The first case involved Davine using a credit card that was not his own in November 2017.
The second case involved Davine burglarizing the dental office of Dr. Robert Hiller on North Main Street around April 27.
Employees of Hiller’s office said they believed the only thing taken was $100 from a petty cash envelope. One of the employees of the office was Davine’s aunt.
The final charge involved Davine stealing lottery tickets from an office in the mall in April 2018.
Driton Sedjiu, who worked with Davine at the Diamond Run Mall, spoke directly to him at the sentencing hearing after Davine spoke about his efforts to get free of his drug addiction.
“For the sake of your daughter, I always tell you, do it. This is it. You have so many chances, you have a great family. I heard nothing but ‘great family.’ So, you cannot be bad and have a great family. You know what I mean. You have to do [this] for [the] sake of your family, especially for your daughter. No matter what. … I forgive you. It’s not all about money. It’s all about principle. I’m disappointed with you because we have a good connection as a friend. So good luck, brother,” Sedjiu said.
Sedjiu was the only victim in the courtroom on Monday but Ian Sullivan, chief deputy state’s attorney for Rutland County, read a victim impact statement submitted by Steven Scaling.

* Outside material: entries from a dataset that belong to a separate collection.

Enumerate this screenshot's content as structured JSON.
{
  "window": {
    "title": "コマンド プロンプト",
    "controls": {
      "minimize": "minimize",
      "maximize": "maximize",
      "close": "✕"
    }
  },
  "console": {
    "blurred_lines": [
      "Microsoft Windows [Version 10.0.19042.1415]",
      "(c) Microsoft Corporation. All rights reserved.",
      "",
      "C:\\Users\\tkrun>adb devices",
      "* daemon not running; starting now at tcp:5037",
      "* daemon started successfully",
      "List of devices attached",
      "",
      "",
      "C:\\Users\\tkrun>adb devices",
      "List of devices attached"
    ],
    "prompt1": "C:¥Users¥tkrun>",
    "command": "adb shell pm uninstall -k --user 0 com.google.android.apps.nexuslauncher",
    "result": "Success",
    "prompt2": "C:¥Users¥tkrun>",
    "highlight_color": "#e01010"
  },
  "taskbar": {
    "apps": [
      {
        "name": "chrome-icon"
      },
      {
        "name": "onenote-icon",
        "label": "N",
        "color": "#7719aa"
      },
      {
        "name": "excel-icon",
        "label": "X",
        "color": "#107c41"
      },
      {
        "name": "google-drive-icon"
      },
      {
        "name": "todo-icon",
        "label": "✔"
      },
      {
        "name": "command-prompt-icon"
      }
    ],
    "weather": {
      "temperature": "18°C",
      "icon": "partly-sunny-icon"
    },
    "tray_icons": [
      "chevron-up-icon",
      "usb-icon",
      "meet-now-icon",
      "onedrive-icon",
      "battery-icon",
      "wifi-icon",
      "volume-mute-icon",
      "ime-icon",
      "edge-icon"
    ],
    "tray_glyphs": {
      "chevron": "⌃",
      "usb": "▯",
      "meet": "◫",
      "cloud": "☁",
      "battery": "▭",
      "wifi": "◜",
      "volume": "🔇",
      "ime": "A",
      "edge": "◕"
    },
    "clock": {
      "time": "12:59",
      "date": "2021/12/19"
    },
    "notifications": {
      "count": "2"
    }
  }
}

Scaling said he learned from security footage that Davine had broken into the mall office. He said the experience was very uncomfortable when the tapes were reviewed with his supervisor and deputies from the Rutland County Sheriff’s Department.

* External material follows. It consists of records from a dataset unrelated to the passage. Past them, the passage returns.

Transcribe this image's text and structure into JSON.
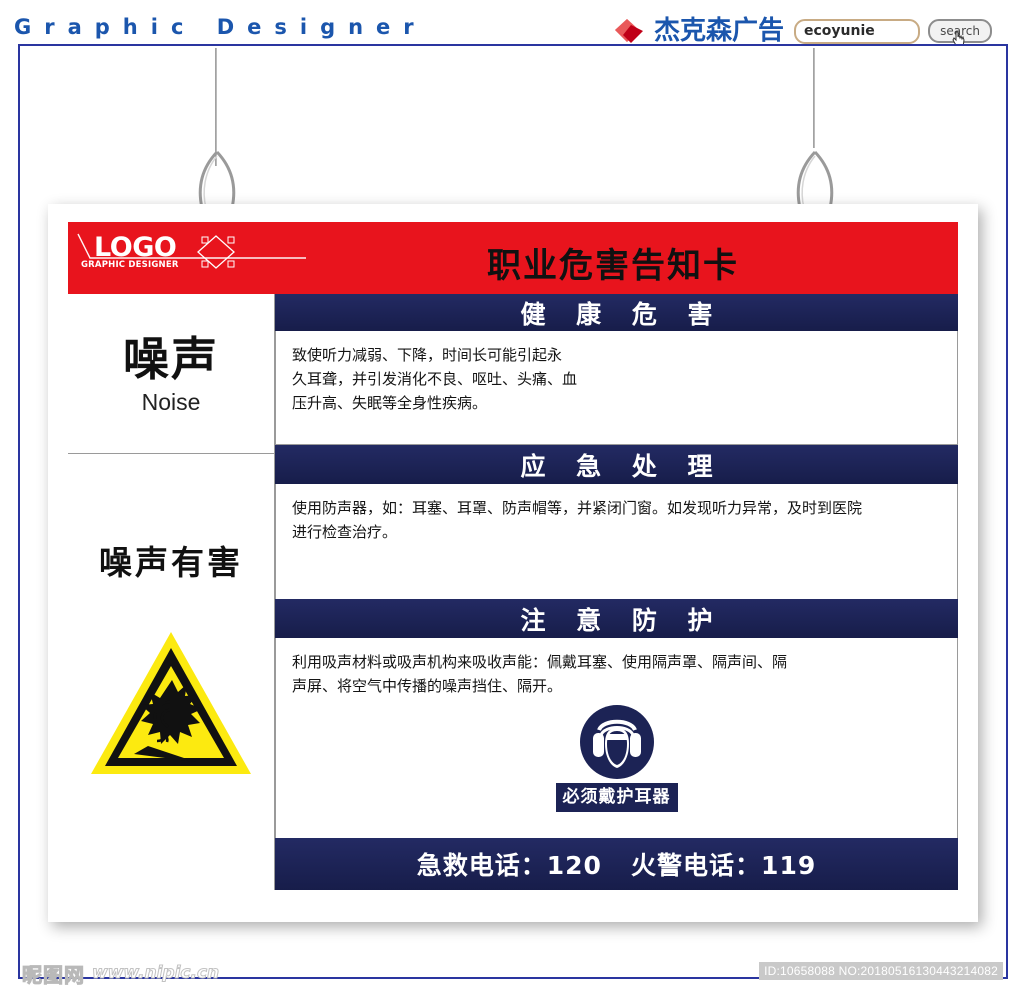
{
  "topbar": {
    "brand_title": "Graphic Designer",
    "cn_brand": "杰克森广告",
    "search_value": "ecoyunie",
    "search_placeholder": "",
    "search_button": "search",
    "diamond_icon": "red-diamond-logo",
    "cursor_icon": "hand-cursor-icon"
  },
  "poster": {
    "logo": {
      "text": "LOGO",
      "subtext": "GRAPHIC DESIGNER"
    },
    "title": "职业危害告知卡",
    "left": {
      "hazard_cn": "噪声",
      "hazard_en": "Noise",
      "slogan": "噪声有害",
      "warning_icon": "noise-hazard-warning-triangle-icon"
    },
    "sections": [
      {
        "band": "健 康 危 害",
        "text": "致使听力减弱、下降，时间长可能引起永\n久耳聋，并引发消化不良、呕吐、头痛、血\n压升高、失眠等全身性疾病。"
      },
      {
        "band": "应 急 处 理",
        "text": "使用防声器，如：耳塞、耳罩、防声帽等，并紧闭门窗。如发现听力异常，及时到医院\n进行检查治疗。"
      },
      {
        "band": "注 意 防 护",
        "text": "利用吸声材料或吸声机构来吸收声能：佩戴耳塞、使用隔声罩、隔声间、隔\n声屏、将空气中传播的噪声挡住、隔开。"
      }
    ],
    "ppe": {
      "icon": "wear-ear-protection-icon",
      "label": "必须戴护耳器"
    },
    "phone_band": "急救电话：120   火警电话：119"
  },
  "watermark": {
    "logo": "昵图网",
    "url": "www.nipic.cn",
    "id_text": "ID:10658088 NO:20180516130443214082"
  },
  "colors": {
    "brand_blue": "#1b56ad",
    "frame_blue": "#2a35a0",
    "poster_red": "#e8141d",
    "band_navy": "#1c2355",
    "warning_yellow": "#fcea10"
  }
}
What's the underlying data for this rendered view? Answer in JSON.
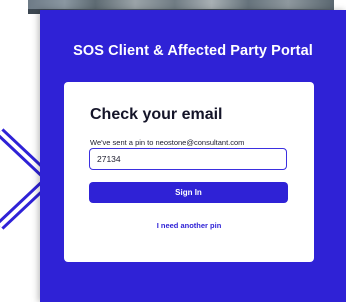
{
  "portal": {
    "title": "SOS Client & Affected Party Portal"
  },
  "card": {
    "heading": "Check your email",
    "subtext": "We've sent a pin to neostone@consultant.com",
    "pin_value": "27134",
    "signin_label": "Sign In",
    "another_pin_label": "I need another pin"
  },
  "colors": {
    "brand_blue": "#2f22d6",
    "card_background": "#ffffff"
  },
  "icons": {
    "left_arrow": "chevron-right-icon"
  }
}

“I sincerely hope Keenan does well in his recovery from drugs. To be honest, I’m a little less caring and a little less empathetic than I was before this episode. I have been supervising, managing and working with people since 1987. This stung. It still stings, not due to the loss of money but the loss of trust in my fellow man,” the letter said.
Davine declined to address the court but when Zonay asked if he had anything to say to his victims, Davine said he had stayed away from those people because he was under court orders not to contact them.
But he turned to Sedjiu and told him he was taking responsibility for his actions and planned to repay Sedjiu.
“I need to get my recovery on track or I won’t be good to nobody,” he said.
Defense attorney Chris Davis admitted that his client had a relapse earlier this year with his drug addiction that resulted in the burglary charge.
“He reached a precipice. Then you go over it and here we are, dealing with the fallout. But he has a lot of reasons to want to stay on the path and it’s not just treatment court offering him a good outcome at the end. When he and I sit and talk, he talks a lot about his daughter,” Davis said.
If Davine does not graduate from the drug treatment court successfully, he would face a criminal sentence under which he would spend three years on probation.